Cash. Carry dirhams. Many small restaurants and souk vendors do not take cards, and ATMs in the medina are functional but not always reliable on the day you need them most.
Tipping. Ten percent in restaurants, fifty to one hundred dirhams per day for the riad staff, more for the cook if she is making your meals, and the cook should be thanked separately if she has spent an evening in front of a tagine for you.
Insurance. A Marrakech week is a meaningful financial commitment, and most homeowner travel insurance does not cover the kinds of issues that can arise in transit through Casablanca or Marrakech airports.
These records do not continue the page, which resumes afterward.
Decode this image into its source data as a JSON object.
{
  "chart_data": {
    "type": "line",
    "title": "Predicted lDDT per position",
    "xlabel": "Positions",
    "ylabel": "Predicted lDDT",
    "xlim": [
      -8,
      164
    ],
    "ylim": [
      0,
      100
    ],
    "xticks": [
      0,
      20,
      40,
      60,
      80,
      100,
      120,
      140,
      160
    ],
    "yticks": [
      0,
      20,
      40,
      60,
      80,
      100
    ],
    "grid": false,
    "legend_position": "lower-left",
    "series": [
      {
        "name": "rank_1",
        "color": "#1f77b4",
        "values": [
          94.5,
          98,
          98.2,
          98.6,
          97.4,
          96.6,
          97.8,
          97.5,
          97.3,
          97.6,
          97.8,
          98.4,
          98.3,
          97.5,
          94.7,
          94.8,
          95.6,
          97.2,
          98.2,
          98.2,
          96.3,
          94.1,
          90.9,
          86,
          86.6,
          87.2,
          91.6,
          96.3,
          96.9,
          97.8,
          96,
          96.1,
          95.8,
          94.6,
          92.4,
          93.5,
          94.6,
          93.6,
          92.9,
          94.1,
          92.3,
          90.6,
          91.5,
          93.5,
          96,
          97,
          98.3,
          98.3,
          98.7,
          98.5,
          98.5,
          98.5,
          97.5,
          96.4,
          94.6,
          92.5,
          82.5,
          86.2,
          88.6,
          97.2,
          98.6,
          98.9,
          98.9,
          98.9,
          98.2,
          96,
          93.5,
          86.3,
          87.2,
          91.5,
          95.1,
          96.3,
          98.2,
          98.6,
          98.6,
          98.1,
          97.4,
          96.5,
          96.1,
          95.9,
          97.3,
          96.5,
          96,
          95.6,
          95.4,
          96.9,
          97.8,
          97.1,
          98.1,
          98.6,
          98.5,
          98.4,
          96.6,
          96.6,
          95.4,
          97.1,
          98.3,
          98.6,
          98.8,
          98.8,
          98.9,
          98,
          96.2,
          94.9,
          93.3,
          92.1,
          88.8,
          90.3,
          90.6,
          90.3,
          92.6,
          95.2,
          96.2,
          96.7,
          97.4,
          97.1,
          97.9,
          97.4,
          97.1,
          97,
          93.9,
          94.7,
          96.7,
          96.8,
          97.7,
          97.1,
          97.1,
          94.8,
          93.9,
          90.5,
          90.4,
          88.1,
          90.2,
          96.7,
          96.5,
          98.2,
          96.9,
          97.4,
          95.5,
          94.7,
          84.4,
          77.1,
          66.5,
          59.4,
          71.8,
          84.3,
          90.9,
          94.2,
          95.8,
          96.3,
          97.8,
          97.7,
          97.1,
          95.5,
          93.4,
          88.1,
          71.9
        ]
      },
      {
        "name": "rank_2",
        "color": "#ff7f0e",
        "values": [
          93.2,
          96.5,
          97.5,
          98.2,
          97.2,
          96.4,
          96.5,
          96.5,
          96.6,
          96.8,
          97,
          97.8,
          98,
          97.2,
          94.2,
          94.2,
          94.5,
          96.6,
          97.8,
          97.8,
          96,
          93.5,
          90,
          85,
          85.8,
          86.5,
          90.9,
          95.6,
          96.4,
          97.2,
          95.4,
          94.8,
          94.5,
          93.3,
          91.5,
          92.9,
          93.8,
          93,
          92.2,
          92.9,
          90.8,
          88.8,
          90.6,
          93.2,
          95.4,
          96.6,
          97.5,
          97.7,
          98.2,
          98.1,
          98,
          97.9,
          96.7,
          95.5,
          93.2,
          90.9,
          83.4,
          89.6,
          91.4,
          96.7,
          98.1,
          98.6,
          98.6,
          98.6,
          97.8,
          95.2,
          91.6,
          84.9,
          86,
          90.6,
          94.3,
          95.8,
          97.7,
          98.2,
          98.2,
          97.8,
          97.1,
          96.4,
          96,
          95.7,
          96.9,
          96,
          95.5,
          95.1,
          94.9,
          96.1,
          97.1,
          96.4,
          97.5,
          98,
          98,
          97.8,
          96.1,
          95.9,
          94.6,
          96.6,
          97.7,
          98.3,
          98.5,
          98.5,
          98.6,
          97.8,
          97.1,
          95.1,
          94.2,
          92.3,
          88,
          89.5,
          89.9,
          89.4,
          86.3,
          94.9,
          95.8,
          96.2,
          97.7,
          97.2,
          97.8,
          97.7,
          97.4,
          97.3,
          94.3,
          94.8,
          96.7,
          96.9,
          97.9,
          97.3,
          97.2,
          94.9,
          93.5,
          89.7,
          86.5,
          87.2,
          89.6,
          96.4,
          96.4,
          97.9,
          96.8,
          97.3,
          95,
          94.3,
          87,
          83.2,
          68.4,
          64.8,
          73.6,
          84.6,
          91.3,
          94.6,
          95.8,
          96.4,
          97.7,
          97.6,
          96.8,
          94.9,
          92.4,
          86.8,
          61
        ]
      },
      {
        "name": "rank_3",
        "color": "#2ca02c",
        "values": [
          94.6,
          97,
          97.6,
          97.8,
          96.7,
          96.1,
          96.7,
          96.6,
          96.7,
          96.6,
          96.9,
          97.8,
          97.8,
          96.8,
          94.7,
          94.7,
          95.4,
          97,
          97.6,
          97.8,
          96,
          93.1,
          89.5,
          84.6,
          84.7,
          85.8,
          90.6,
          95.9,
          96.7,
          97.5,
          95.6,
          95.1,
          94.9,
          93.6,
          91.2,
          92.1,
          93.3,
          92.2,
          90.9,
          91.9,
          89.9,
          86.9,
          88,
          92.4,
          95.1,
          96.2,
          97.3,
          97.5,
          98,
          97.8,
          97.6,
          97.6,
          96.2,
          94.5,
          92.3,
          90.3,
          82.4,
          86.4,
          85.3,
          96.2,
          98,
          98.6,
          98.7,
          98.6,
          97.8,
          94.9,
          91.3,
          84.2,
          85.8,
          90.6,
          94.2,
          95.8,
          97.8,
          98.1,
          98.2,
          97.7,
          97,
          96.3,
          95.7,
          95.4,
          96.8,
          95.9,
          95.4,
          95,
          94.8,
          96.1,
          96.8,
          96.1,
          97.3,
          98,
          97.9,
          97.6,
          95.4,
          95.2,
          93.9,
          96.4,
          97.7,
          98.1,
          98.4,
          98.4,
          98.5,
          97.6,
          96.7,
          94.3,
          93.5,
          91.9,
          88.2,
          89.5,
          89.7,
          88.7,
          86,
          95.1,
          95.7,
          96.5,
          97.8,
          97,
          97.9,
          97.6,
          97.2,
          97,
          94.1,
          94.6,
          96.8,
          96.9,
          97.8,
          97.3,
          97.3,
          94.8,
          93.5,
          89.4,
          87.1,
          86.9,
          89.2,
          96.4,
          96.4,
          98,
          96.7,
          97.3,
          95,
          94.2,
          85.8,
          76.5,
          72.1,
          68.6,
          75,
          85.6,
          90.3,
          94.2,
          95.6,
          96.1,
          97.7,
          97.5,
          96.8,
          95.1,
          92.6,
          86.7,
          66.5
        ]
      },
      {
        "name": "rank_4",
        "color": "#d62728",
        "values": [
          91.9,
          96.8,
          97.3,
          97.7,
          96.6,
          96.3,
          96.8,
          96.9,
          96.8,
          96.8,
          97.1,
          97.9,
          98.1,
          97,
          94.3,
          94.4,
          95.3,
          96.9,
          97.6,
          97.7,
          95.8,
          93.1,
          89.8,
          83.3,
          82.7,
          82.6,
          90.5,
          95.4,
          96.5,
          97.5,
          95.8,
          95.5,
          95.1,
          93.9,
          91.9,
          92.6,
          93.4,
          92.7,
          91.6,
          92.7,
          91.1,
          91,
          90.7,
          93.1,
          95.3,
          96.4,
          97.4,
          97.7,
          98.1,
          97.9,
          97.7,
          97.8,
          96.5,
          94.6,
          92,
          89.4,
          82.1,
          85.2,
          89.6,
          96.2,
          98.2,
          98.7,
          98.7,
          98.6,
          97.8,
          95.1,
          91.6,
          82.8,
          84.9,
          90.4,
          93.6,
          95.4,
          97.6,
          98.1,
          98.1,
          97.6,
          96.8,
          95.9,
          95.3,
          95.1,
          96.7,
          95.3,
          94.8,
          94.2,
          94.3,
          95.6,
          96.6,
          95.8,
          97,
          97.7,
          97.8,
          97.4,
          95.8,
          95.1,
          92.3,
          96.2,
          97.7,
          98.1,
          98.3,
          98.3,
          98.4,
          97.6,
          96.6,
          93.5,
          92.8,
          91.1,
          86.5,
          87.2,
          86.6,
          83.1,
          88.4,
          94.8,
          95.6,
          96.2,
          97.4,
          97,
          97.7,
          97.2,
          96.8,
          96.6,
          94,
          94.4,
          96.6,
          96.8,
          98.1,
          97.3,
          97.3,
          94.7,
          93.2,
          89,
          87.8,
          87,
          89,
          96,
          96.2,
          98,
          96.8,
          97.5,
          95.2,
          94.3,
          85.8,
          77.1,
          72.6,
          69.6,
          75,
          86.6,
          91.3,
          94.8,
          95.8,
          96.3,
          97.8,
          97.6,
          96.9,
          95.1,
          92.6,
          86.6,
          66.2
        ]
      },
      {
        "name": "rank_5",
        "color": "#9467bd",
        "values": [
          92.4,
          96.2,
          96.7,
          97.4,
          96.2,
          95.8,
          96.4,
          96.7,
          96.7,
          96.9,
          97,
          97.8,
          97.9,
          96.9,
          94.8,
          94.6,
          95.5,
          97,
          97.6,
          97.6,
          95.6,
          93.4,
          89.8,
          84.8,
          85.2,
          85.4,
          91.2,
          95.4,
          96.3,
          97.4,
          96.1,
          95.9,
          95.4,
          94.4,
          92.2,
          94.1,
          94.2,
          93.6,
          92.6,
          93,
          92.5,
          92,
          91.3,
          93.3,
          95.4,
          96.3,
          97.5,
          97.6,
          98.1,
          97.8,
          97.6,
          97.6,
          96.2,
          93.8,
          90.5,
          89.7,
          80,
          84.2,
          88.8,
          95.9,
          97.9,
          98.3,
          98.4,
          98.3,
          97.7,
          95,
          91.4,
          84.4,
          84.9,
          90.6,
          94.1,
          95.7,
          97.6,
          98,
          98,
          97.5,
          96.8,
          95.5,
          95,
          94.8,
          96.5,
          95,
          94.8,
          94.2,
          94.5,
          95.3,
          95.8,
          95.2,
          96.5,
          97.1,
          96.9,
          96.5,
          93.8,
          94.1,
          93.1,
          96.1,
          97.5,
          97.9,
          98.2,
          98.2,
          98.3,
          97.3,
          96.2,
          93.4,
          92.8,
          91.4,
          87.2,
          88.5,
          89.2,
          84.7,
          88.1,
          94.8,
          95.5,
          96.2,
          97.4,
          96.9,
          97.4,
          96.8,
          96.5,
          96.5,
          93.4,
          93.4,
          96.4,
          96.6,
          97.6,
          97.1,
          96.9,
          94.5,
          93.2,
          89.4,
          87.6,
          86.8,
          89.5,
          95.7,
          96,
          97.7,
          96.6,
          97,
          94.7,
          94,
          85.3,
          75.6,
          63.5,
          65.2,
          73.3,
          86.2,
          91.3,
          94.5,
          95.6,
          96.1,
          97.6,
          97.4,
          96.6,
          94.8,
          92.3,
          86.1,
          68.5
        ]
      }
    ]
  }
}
SafetyWing's policies are the simplest option for short luxury trips, and worth carrying for the medical-cover provision specifically.
The drinking question. Alcohol is legal in Morocco but limited in Marrakech, with most upmarket riads serving wine and beer to guests and some smaller traditional ones not serving any. Confirm before booking if it matters to your trip.
What I'd actually pick
For a first Marrakech visit, the answer is the Mouassine quarter, in a six-to-ten-room riad owned by the same people for fifteen years or more, for four to five nights. The reasoning is layered.
Mouassine sits north of Jemaa el-Fnaa, far enough from the central crush to give you quiet evenings, close enough to walk to everything in twenty minutes. The cluster of small concept stores and design shops along Rue Sidi el Yamani is the part of contemporary Marrakech that has aged best, the kind of design conversation that has matured over a decade rather than chased a trend, and walking out of your riad each morning into that street is the version of the city that almost every returning visitor ends up loving most. The owner-operated small riad is the answer because the four-to-five-night stay is exactly the length where the personal touch makes the difference: long enough that the cook starts cooking what she now knows you like, short enough that the trip never quite settles into routine.
For a return visit, particularly with children, the Palmeraie villa is the answer, and the Mandarin Oriental Marrakech is the strongest single property in that category. The combination some travellers like is three nights in the medina followed by three nights in the Palmeraie, which lets the medina week land before the slower country-club week begins.
The contrarian pick, the property most readers will not have considered, is Riad Mena. Six rooms, owner-run, with a cook whose tagines have ruined a generation of guests for the same dish anywhere else, and a courtyard that quietly does what the architecture has been doing in this city for eight hundred years.
The riad is one of the great hospitality inventions, and a stay in the right one is the kind of trip that resets a year. Choose the neighbourhood first, the riad second, and trust the courtyard to do the rest of the work. The medina will still be loud when you step out the door each morning. The riad will still be silent when you step back in. That is the whole architectural argument, and it has been working, beautifully and unhurriedly, for eight hundred years.